What do I have to do?
If you are newly certified, you will need to plan for a 5-year renewal window for your certification in most cases, and as such, you do have some time to get this all together. The smartest move is to make sure your job skill-specific training is covered as your first order of business (more on that below). Depending on what you do for your NP role, you may find this varies from the training you felt lacking in any portion of your school or perhaps skills you know will afford you additional procedural revenue opportunities. In the general sense, the absolute minimum you will need is 75 hours of continuing education credit each five years, but without additional things such as additional scholarship, additional education, presentations, or precepting, you may require as many as 150 hours in that same period.
A note on state-specific requirements
Many states will have unique requirements also. For example, Illinois requires 80 hours every two years, with 20 of those hours being pharmacology-related content, and 10 hours being specific to opioid prescription and substance abuse education. In addition, there is a one-hour annual training required for sexual harassment education due every year.
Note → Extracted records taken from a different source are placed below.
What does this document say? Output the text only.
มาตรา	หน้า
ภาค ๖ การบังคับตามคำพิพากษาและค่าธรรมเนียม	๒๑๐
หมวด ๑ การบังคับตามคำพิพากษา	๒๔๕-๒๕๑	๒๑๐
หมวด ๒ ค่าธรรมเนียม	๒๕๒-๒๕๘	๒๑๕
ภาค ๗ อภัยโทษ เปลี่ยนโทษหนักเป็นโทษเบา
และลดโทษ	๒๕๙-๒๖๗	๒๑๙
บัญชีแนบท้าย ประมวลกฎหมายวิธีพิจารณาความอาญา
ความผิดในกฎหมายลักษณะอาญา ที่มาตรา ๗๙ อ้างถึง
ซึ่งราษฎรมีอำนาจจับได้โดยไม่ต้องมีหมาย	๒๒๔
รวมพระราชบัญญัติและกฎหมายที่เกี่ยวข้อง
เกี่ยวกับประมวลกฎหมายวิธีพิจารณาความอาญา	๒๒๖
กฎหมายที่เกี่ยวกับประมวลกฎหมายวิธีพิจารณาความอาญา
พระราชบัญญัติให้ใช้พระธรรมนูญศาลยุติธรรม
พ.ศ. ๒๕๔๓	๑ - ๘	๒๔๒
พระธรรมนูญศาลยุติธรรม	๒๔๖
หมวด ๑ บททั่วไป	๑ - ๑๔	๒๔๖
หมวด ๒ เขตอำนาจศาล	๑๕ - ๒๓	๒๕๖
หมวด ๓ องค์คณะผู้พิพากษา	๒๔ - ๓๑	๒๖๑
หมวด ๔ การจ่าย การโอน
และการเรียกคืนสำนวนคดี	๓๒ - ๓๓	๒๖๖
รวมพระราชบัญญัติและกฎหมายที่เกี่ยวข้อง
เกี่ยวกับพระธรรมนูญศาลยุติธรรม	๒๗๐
Each state has a different requirement and a different timeline, so do your homework on what your unique licensure and state will require. In many instances, the first renewal cycle will not include all these hour requirements due to the varied entry to the cycle, but all licenses after the first renewal are obligate to the full requirement of these hours and content.
What do I want to do?
Now you’ve met the requirements, now you have the opportunity to do all the “fun stuff”. What’s fun to you? Would you like to learn that can make you more valuable? Sometimes this is content that makes you more efficient at work, such as brushing up on x-ray interpretation, EKG interpretation, or lab values. Perhaps this could be learning new procedures such as orthopedic casting and splinting, joint injection and ultrasound use, or perhaps it is cosmetic or aesthetic medicine, or perhaps it is office procedures and more advanced suturing techniques!
Whatever it is for you, spend the time to research what your best options are to help you be more confident in your patient panel. Some nurse practitioners may even choose to go on for specialty training in first assisting to be able to work in the operative setting (if you want to learn more about my path becoming a first assistant, you can read more about it here). Not only does this training benefit your ability to generate revenue in the hospital setting, it allows you to develop a particular skillset which translates beyond one work environment. It is also a one-time cost to become trained as a first assistant and as such, may be a value-add to your employer without having to re-spend your continuing nursing education money each year on this.
How much money is enough?
Back to this question. If you know what your “needs” and “wants” are from the two sections above, you can more adequately answer this question. In most cases, a reasonable sum to meet the hourly requirements for these skills may be anywhere from $2000-5000 per year. More procedural areas may require the higher end of that range, whereas more outpatient settings are likely to be in the lower range. Don’t forget that training which may be more time-intensive will require you to budget more education days or simply take regular vacation days in exchange if the counteroffer does not give you the number of days. Remember this is training you can take with you down the road if you decide the current job is not a long-term fit and your investment is not in vain.